Ergo, Non-Tapering is Easing.
Featured Videoclips:
- Dani Babb on CNBC Fast Money on Thursday, August 1
- Tom Lee on CNBC Fast Money on Thursday, August 1
1. “another Bubble in the making” – Dani Babb on CNBC Fast Money – Thursday, August 1
Ms. Babb is the CEO of The Babb Group, a firm that represents $5 billion in investor funds, per CNBC. Her message is outspoken and out of consensus.
- 4.33% – 4.5% for the foreseeable future in terms of the 30-year fixed interest rate [mortgage]. This market is very dependent on first time home buyers who, as you pointed out, have been on the sidelines for some time. They’ve represented about 28% of sales in the last year. In a healthy market it’s about 40% so it certainly is putting a damper on home sales which I actually think is a positive thing and I’m concerned about first time buyers jumping into the market.
- I think we have another bubble in the making. We’re seeing a lot of numbers that are reminiscent of 2005 and 2006. Concerned about the price stability & the ability to maintain the price momentum we’ve seen over the last year that’s largely been driven by very low interest rates. We had a bubble last time driven by very easy credit. We have bubble this time potentially driven by very cheap credit over a long period of time
- We still have unemployment at about 7.5%. the Fed’s is looking for 6.5 before making some serious moves. We’ve got a median price that’s grown 13% since last year and that is the highest % gain since 2005. If all other factors hold the same, are consistent and we expect similar types of gains over say of maybe one to three years we could see prices back where they were again.
- We’re already seeing some signs of that in Miami, Boston, California where we have got 65% of purchases made in cash by investors. For example, the South Beach and Miami markets are heavily overheated and in price wars an average of 10 to 15% over asking price for purchases.
2. target 1775 – Tom Lee on CNBC Fast Money – Thursday, August 1
Tom Lee of JP Morgan has been one of the most bullish strategists on the street.

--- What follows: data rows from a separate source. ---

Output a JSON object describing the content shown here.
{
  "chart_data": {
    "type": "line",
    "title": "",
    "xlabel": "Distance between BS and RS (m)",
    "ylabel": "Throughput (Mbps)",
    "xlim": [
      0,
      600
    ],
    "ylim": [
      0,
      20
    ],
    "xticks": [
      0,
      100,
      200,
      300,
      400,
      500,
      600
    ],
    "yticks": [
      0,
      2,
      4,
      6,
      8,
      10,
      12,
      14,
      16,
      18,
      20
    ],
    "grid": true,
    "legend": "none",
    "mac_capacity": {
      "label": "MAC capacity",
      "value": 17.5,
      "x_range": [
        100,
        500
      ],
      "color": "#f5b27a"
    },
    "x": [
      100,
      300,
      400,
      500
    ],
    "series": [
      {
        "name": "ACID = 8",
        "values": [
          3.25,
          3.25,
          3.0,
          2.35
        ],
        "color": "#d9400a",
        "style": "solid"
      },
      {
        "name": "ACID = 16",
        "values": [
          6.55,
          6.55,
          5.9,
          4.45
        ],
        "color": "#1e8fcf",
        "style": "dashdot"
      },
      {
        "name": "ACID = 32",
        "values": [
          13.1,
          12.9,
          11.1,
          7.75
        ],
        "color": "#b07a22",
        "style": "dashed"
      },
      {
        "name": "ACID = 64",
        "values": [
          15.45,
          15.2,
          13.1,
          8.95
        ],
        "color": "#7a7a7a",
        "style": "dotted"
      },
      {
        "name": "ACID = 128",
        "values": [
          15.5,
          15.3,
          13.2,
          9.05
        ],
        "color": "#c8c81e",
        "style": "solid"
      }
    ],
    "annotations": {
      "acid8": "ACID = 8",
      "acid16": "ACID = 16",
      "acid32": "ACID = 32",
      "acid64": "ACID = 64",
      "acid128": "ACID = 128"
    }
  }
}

- it’s great that we closed above a round number milestone. 1700 is a big number. I feel comfortable thinking you can buy the market today and still get pretty good returns into year end. Because, one, I think there’s data showing the U.S. is accelerating. Obviously tomorrow is the most important number. I think the data is showing Europe is improving. You got a case for higher earnings and if people feel like earnings can go up they can raise the multiples. So you have an E-story and a PE story
- the taper is going to have to address the question of position squaring. I think the market, the participants are way overweight fixed income. if they start to think interest rates are going up, I think that money comes out and hopefully goes into equities. On equity side, we think taper happens because economy is strengthening. you’ve got a case that the e could offset volatility in the pe.
- in Q2 one of the things
everybody might be surprised, 72% of companies generated better top line growth in the quarter, the best number since Q1 2012. I think the multiple people are showing to pay what they’re paying for staples stock right now which is 18 to 20 times. If they are willing to own bond-like stocks, maybe the cyclical market can rerate the smokestacks, the techs, industrials, financials. - we are we have the least insight about Asia. If we felt there was a deeper deceleration in China, that could put a lot of concerns out there. Europe as important as it is and as helpful as it is, if we see something weakening in Asia, it may be more than offsetting.
- [Europe] we have had a lot of discussion about this today internally. I think Europe is tracking towards acceleration. 100, 200 basis points better than the first half, basically exiting recession.but are you better off buying a European stock or a U.S. company with a lot of leverage to Europe. I know our European guy sees huge opportunities in multiple expansion there.